I'm renting an Ubuntu VPS for $2.89/month. It's got 1GB DDR4 2400Mhz, a 2.6Ghz Xeon CPU, and it's more than I'll ever need to run it. Node and MySQL take about 100 MB in memory. The CPU could easily manage a hundred people at the same time or more, because the code is very very simple.
As a sidenote, please don't use Drupal, it's a horrible idea. We're not in 2010 anymore.
@Myrthos; if you want to preserve this forum, I could probably hook up your database to my engine that is bulletproof from the security standpoint, simply because it has no functionality other than retrieving forums, threads and profiles. You'd obviously remove the passwords from the DB. You could even remove the email addresses. I could host it on my server, too.

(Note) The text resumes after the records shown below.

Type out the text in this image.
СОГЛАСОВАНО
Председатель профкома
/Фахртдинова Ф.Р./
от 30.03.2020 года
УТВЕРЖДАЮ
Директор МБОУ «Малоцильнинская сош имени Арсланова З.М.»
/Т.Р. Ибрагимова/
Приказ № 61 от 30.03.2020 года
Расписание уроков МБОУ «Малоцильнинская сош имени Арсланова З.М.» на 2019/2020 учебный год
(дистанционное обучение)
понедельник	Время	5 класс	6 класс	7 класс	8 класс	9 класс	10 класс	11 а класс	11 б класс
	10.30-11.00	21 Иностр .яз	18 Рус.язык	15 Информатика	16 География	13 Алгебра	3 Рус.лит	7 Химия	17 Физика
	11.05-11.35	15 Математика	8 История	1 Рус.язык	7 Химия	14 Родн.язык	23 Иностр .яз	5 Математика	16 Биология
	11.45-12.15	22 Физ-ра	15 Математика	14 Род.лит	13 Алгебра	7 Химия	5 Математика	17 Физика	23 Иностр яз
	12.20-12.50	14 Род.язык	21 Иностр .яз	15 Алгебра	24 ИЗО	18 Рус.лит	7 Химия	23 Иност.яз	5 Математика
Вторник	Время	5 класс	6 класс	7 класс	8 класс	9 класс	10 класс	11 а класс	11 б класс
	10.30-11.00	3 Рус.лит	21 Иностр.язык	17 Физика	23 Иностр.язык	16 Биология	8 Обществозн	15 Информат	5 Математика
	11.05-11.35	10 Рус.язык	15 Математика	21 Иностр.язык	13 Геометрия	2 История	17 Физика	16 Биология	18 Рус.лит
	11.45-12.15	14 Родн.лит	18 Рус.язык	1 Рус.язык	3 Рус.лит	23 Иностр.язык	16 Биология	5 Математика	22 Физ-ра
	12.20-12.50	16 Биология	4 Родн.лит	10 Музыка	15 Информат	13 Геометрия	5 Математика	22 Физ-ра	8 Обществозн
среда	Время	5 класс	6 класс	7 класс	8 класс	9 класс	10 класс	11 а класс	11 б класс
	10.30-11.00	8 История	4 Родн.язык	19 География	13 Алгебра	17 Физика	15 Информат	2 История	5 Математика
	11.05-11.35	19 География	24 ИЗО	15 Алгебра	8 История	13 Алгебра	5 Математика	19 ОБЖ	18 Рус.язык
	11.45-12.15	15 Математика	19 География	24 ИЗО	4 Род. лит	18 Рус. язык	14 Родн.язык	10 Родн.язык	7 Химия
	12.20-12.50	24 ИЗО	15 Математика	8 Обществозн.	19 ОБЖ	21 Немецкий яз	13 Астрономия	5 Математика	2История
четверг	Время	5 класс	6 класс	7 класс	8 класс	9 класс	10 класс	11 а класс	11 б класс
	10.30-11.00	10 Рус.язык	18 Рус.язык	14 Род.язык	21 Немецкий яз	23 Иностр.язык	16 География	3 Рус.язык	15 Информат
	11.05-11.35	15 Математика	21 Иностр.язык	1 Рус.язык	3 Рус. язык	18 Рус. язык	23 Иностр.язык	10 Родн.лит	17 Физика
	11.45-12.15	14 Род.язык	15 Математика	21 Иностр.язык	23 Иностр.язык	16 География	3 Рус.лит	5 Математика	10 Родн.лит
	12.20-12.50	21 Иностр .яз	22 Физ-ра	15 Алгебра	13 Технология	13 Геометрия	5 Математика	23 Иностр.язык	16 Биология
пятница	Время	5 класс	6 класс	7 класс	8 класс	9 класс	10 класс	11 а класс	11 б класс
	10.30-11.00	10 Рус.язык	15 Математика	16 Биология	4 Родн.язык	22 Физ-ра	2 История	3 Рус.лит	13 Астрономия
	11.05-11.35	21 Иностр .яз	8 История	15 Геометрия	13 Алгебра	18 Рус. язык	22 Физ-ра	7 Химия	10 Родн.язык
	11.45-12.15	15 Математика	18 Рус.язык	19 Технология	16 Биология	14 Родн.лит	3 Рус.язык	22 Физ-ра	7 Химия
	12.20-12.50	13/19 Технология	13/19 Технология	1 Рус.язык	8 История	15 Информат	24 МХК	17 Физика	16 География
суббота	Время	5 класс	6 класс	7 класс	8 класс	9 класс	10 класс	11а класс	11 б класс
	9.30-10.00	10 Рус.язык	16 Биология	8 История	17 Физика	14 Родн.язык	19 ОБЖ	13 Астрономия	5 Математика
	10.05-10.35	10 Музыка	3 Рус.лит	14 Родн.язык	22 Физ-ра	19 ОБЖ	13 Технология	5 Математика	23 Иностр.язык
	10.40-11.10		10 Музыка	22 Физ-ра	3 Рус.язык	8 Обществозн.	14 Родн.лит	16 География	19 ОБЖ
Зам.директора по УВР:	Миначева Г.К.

I'd need to rent an additional hard drive, which would be pennies. Or you could host it on some super cheap amazon VPS.
The most difficult thing for me would be to write the additinal code to display the front page and the news articles in Vue+Node. But I think this is important, this is history preservation. Whatever new platform you guys want to migrate to afterwards, you don't want to lose all this stuff. You'll regret it, believe me. And if you decide to postpone hosting it in read-only mode, 10 years from now you won't even remember how to run it.
I'd like to help you out with the preservation of this website, if you need it. It'd be actual work, though, so it would have to be paid. Afterwards, maintaining a copy of this site would cost you the domain name + 3 bucks per month for another 20 years, until the Vue and Node codebase becomes old. Although given their size, it would be extremely easy to refactor some code to the new JS standards we'll have 20 years from now.
Let me know.
In an ideal world, I would've liked to convince you to stay afloat, slowly move to a new engine and allow users to post news. News posting has to be driven by the community, like people have been doing for ages on Reddit-like websites. This would let you never worry about neither the content, nor the costs, and host it till the end of your life, and maybe even beyond that if you arrange it.